Una mujer de aspecto sobrio y elegante caminaba a paso ligero por una oscura y empedrada calle. Llevaba el cabello negro perfectamente recogido en un moño alto, ni un solo pelo estaba fuera de su sitio. Su pálido rostro estaba marcado por una gran cicatriz en el lado derecho que la mujer no se esforzaba en esconder, más bien parecía estar orgullosa de ella. Su figura apenas podía reconocerse bajo una oscura y larga capa que cubría todo su cuerpo. Sus zapatos, negros y con cierto tacón, reafirmaban la evidente altura de la señora.
El viento y la lluvia provocaban que todos se resguardasen en sus casas con las ventanas cerradas a cal y canto, pero a ella parecía que los elementos ni siquiera la rozaban. Caminaba envuelta en una extraña aura que la protegía del resto del mundo. Casi parecía que tan solo se tratase de un holograma, y que la verdadera mujer estuviese en el sofá de su casa tomando un café plácidamente. Nada la perturbaba.
Avanzó segura hasta llegar a su destino, una pequeña casa prefabricada con un amplio y cuidado jardín lleno de rosas y tulipanes. Tocó la puerta con suavidad, pero de forma firme. Los golpes eran secos y constantes. Tan solo tres fueron suficientes para que una mujer de unos cuarenta años con una corta y rubia melena saliese a recibirla. Su aspecto era algo descuidado, se notaba que llevaba todo el día limpiando y cocinando, aún tenía alguna pelusa por el pelo y el delantal lleno de manchas de algo que por el color parecía ser tomate frito.
—¿Cómo me has encontrado? —preguntó la rubia tratando de sonar tranquila mientras miraba a la mujer.
Hacía demasiados años que se había escapado de ese mundo, y no estaba dispuesta a que la volviesen a llevar.
—María —respondió la morena de forma seca.
En ese momento el rostro de la dueña de la casa comenzó a palidecer. No venía por ella, venía por María. No, no podía ser. No estaba dispuesta a ello. María era mayor ya, tenía que tratarse de un error.
Trató de cerrar la puerta de manera apresurada, pero el pie de la señora se lo impidió. La rubia no sabía qué hacer, sabía que nunca podría con ella, pero no podía darse por vencida así como así. María era su niña, no se la podían llevar...
—No hagas esto más difícil de lo necesario Dana —dijo la mujer de aspecto sobrio mientras volvía a abrir la puerta—. Ya sabes cómo funciona esto.

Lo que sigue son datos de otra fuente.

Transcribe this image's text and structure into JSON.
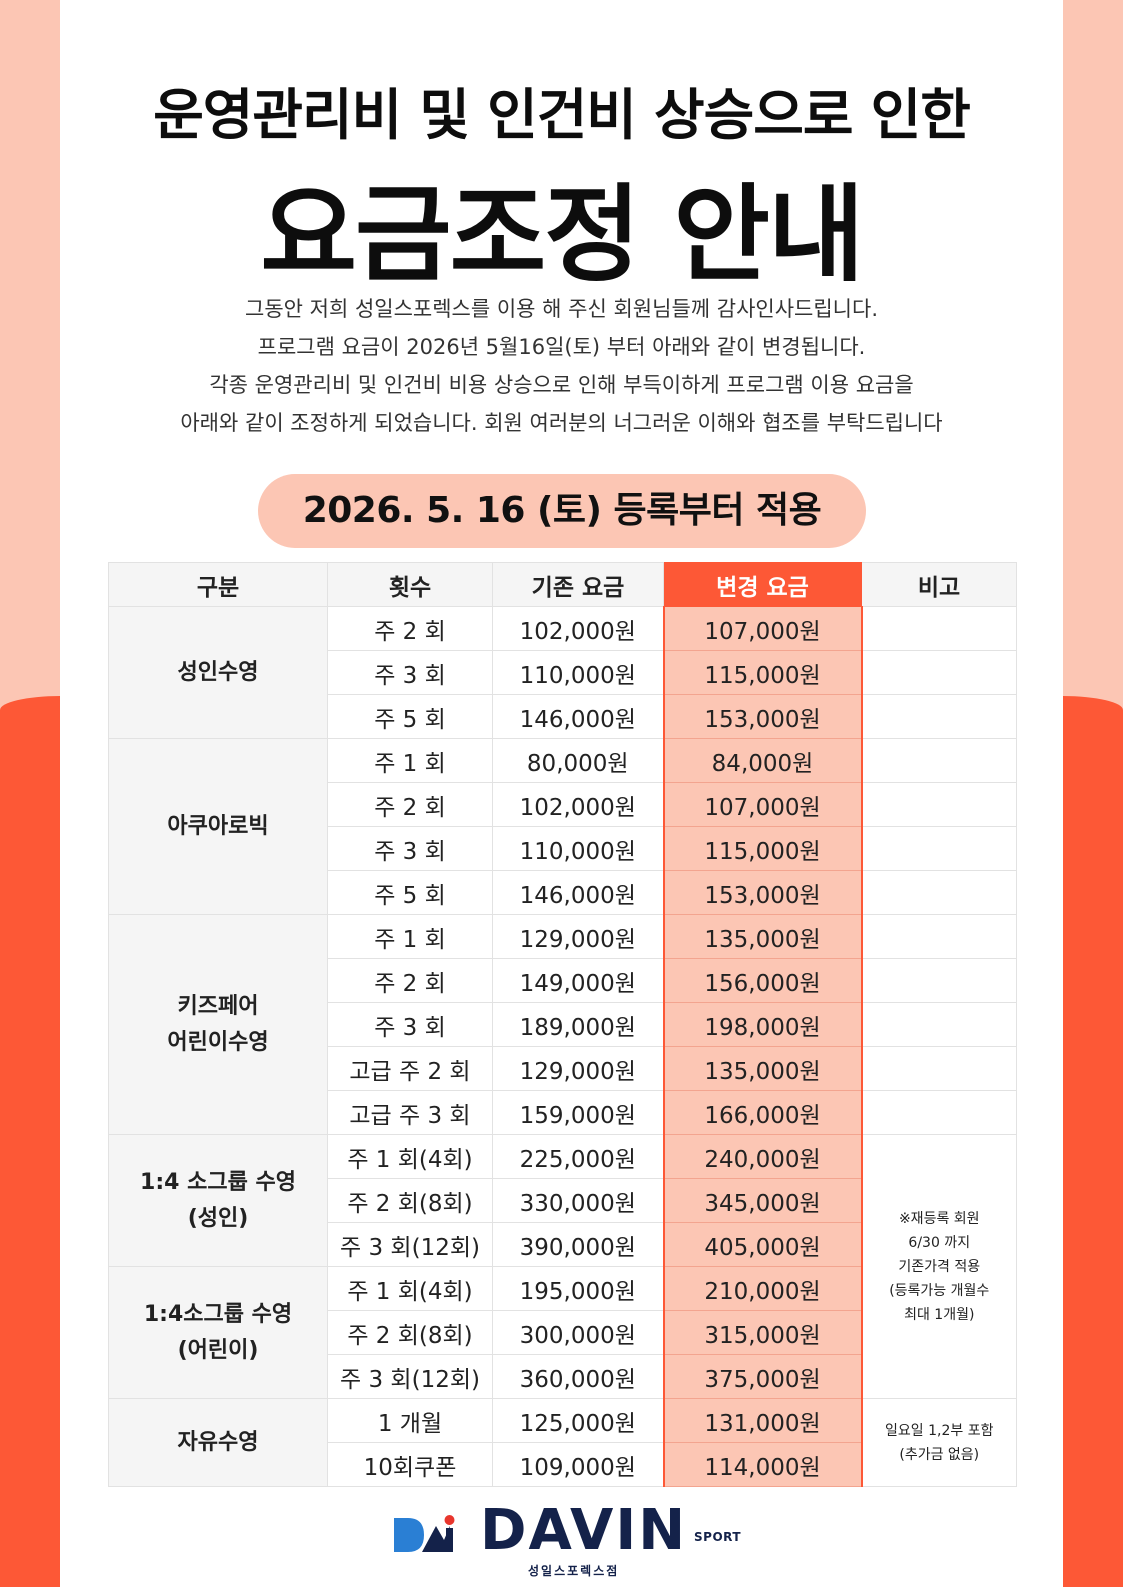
{
  "header": {
    "subtitle": "운영관리비 및 인건비 상승으로 인한",
    "title": "요금조정 안내"
  },
  "intro": [
    "그동안 저희 성일스포렉스를 이용 해 주신 회원님들께 감사인사드립니다.",
    "프로그램 요금이 2026년 5월16일(토) 부터 아래와 같이 변경됩니다.",
    "각종 운영관리비 및 인건비 비용 상승으로 인해 부득이하게 프로그램 이용 요금을",
    "아래와 같이 조정하게 되었습니다.  회원 여러분의 너그러운 이해와 협조를 부탁드립니다"
  ],
  "effective_date": "2026. 5. 16 (토) 등록부터 적용",
  "table": {
    "headers": [
      "구분",
      "횟수",
      "기존 요금",
      "변경 요금",
      "비고"
    ],
    "groups": [
      {
        "category": "성인수영",
        "rows": [
          {
            "freq": "주 2 회",
            "old": "102,000원",
            "new": "107,000원"
          },
          {
            "freq": "주 3 회",
            "old": "110,000원",
            "new": "115,000원"
          },
          {
            "freq": "주 5 회",
            "old": "146,000원",
            "new": "153,000원"
          }
        ]
      },
      {
        "category": "아쿠아로빅",
        "rows": [
          {
            "freq": "주 1 회",
            "old": "80,000원",
            "new": "84,000원"
          },
          {
            "freq": "주 2 회",
            "old": "102,000원",
            "new": "107,000원"
          },
          {
            "freq": "주 3 회",
            "old": "110,000원",
            "new": "115,000원"
          },
          {
            "freq": "주 5 회",
            "old": "146,000원",
            "new": "153,000원"
          }
        ]
      },
      {
        "category": "키즈페어\n어린이수영",
        "rows": [
          {
            "freq": "주 1 회",
            "old": "129,000원",
            "new": "135,000원"
          },
          {
            "freq": "주 2 회",
            "old": "149,000원",
            "new": "156,000원"
          },
          {
            "freq": "주 3 회",
            "old": "189,000원",
            "new": "198,000원"
          },
          {
            "freq": "고급 주 2 회",
            "old": "129,000원",
            "new": "135,000원"
          },
          {
            "freq": "고급 주 3 회",
            "old": "159,000원",
            "new": "166,000원"
          }
        ]
      },
      {
        "category": "1:4 소그룹 수영\n(성인)",
        "rows": [
          {
            "freq": "주 1 회(4회)",
            "old": "225,000원",
            "new": "240,000원"
          },
          {
            "freq": "주 2 회(8회)",
            "old": "330,000원",
            "new": "345,000원"
          },
          {
            "freq": "주 3 회(12회)",
            "old": "390,000원",
            "new": "405,000원"
          }
        ]
      },
      {
        "category": "1:4소그룹 수영\n(어린이)",
        "rows": [
          {
            "freq": "주 1 회(4회)",
            "old": "195,000원",
            "new": "210,000원"
          },
          {
            "freq": "주 2 회(8회)",
            "old": "300,000원",
            "new": "315,000원"
          },
          {
            "freq": "주 3 회(12회)",
            "old": "360,000원",
            "new": "375,000원"
          }
        ]
      },
      {
        "category": "자유수영",
        "rows": [
          {
            "freq": "1 개월",
            "old": "125,000원",
            "new": "131,000원"
          },
          {
            "freq": "10회쿠폰",
            "old": "109,000원",
            "new": "114,000원"
          }
        ]
      }
    ],
    "notes": {
      "small_group": "※재등록 회원\n6/30 까지\n기존가격 적용\n(등록가능 개월수\n최대 1개월)",
      "free_swim": "일요일 1,2부 포함\n(추가금 없음)"
    }
  },
  "logo": {
    "wordmark": "DAVIN",
    "sport": "SPORT",
    "branch": "성일스포렉스점"
  },
  "colors": {
    "accent": "#fd5836",
    "accent_light": "#fcc6b4",
    "header_bg": "#f5f5f5",
    "navy": "#14224a"
  }
}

—Pero tiene dieciséis años y no ha manifestado sus poderes de ninguna forma —se excusó tratando de convencerla.
Tenía que tratarse de una equivocación. Los poderes se manifestaban cuando uno era un niño, no a esas edades. Su hija no podía irse ahí, no la había preparado para eso.
—Lo sé —Hizo una pausa—, pero la he sentido. Sé que pronto comenzarán a despertar sus poderes y sabes que la ley estipula que debe ingresar en el Morsteen para aprender a controlarlos —respondió sin excesivas ganas.
Dana estaba desolada, no podía dejar marchar a su niña. La había protegido de ese mundo siempre. Sí que le había contado algunas historias de su juventud en el internado, pero tan solo anécdotas, jamás pensó que tuviese que prepararla para ese momento.
—Adrianna, por favor —le rogó.
—Sabes que si debo detenerte y llevármela lo haré—respondió seca—, pero no me obligues a ello —Se quedó en silencio—. No creo que dejarla sin madre le ayude en su camino. Además, aún te tengo respeto por el pasado, así que no me gustaría tener que hacer esto por las malas.
Dana cerró los ojos resignada, sabía que no podía hacer nada para impedir que el régimen se llevase a su hija. Con un poco de suerte todo se quedaría en un susto, los poderes de María nunca llegarían a aflorar y podría volver a casa y continuar con su vida normal.
—¿Cuánto tiempo tengo?
—Mañana se incorporará para el inicio de las clases —respondió la morena mientras giraba sobre sus talones y abandonaba la escena.
Volver a ver a Dana le había traído demasiados recuerdos. Sabía que la había destrozado con sus palabras, pero no había otra opción. Desde que sentía los poderes de los chicos, estos pertenecían al régimen y sus familias no podían hacer nada para impedirlo. El régimen pasaría por encima de quien fuese necesario para hacer cumplir sus leyes, y Dana no iba a ser una excepción. No importaba que en el pasado hubiesen sido buenas amigas. Cada uno tenía un papel establecido, y ella debía cumplir el suyo.